The judge held last month that Kosilek suffers from a gender identity disorder and ruled that the DOC must take all actions reasonably necessary to provide the inmate with sex reassignment surgery as promptly as possible

In response, the DOC moved for a stay pending appeal.

Wolf ruled in a six-page decision (Lawyers Weekly No. 02-500-02) that the DOC should be given the opportunity to state its position on the court’s authority to modify the order while the appeal is pending.

Kosilek opposed the motion to stay in two limited respects, Wolf wrote.

“First, while Kosilek recognizes that it may be appropriate to stay the requirement that the surgery be performed until defendant’s appeal has been decided, he asserts that the court should not modify the requirement that the defendant take all steps reasonably necessary to perform the surgery promptly if the appeal is denied,” the judge said. “Second, Kosilek argues that any stay should be conditioned on a requirement that the defendant not seek any extensions that would delay a decision on appeal.”

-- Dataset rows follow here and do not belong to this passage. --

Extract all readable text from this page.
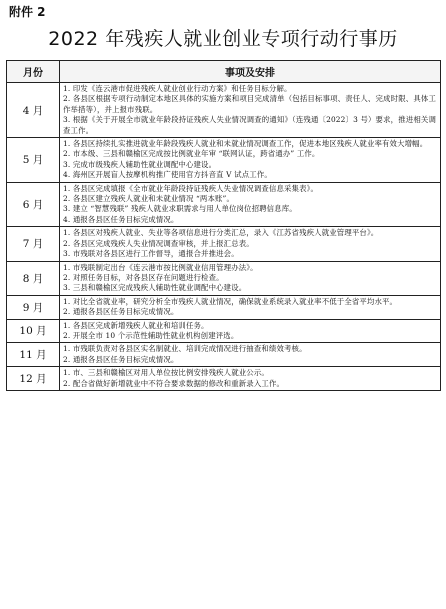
附件 2
2022 年残疾人就业创业专项行动行事历
月份	事项及安排
4 月	1. 印发《连云港市促进残疾人就业创业行动方案》和任务目标分解。
2. 各县区根据专项行动制定本地区具体的实施方案和项目完成清单（包括目标事项、责任人、完成时限、具体工作举措等），并上报市残联。
3. 根据《关于开展全市就业年龄段持证残疾人失业情况调查的通知》（连残通〔2022〕3 号）要求，推进相关调查工作。

5 月	1. 各县区持续扎实推进就业年龄段残疾人就业和未就业情况调查工作，促进本地区残疾人就业率有效大增幅。
2. 市本级、三县和赣榆区完成按比例就业年审 “联网认证，跨省通办” 工作。
3. 完成市级残疾人辅助性就业调配中心建设。
4. 海州区开展盲人按摩机构推广使用官方抖音直 V 试点工作。

6 月	1. 各县区完成填报《全市就业年龄段持证残疾人失业情况调查信息采集表》。
2. 各县区建立残疾人就业和未就业情况 “两本账”。
3. 建立 “智慧残联” 残疾人就业求职需求与用人单位岗位招聘信息库。
4. 通报各县区任务目标完成情况。

7 月	1. 各县区对残疾人就业、失业等各项信息进行分类汇总，录入《江苏省残疾人就业管理平台》。
2. 各县区完成残疾人失业情况调查审核，并上报汇总表。
3. 市残联对各县区进行工作督导，通报合并推进会。

8 月	1. 市残联制定出台《连云港市按比例就业信用管理办法》。
2. 对照任务目标，对各县区存在问题进行检查。
3. 三县和赣榆区完成残疾人辅助性就业调配中心建设。

9 月	1. 对比全省就业率，研究分析全市残疾人就业情况，确保就业系统录入就业率不低于全省平均水平。
2. 通报各县区任务目标完成情况。

10 月	1. 各县区完成新增残疾人就业和培训任务。
2. 开展全市 10 个示范性辅助性就业机构创建评选。

11 月	1. 市残联负责对各县区实名制就业、培训完成情况进行抽查和绩效考核。
2. 通报各县区任务目标完成情况。

12 月	1. 市、三县和赣榆区对用人单位按比例安排残疾人就业公示。
2. 配合省做好新增就业中不符合要求数据的修改和重新录入工作。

Wolf said it appeared that if a stay pending appeal was justified, he had the authority to grant it by modifying the injunction he had issued requiring the DOC to take all actions reasonably necessary to promptly provide Kosilek with the surgery.

Those actions include arranging for a doctor to perform the procedure, the judge said.

“It also appears that the court could order defendant to provide periodic reports on the progress of its efforts,” he wrote. “Such conditions may be necessary and appropriate to strike an equitable balance between preserving the availability of relief from the injunction to which the defendant will be entitled if he prevails on appeal and minimizing the serious harm Kosilek will continue to suffer during the pendency of the appeal and the time it will take to arrange his sex reassignment surgery if the appeal is denied.”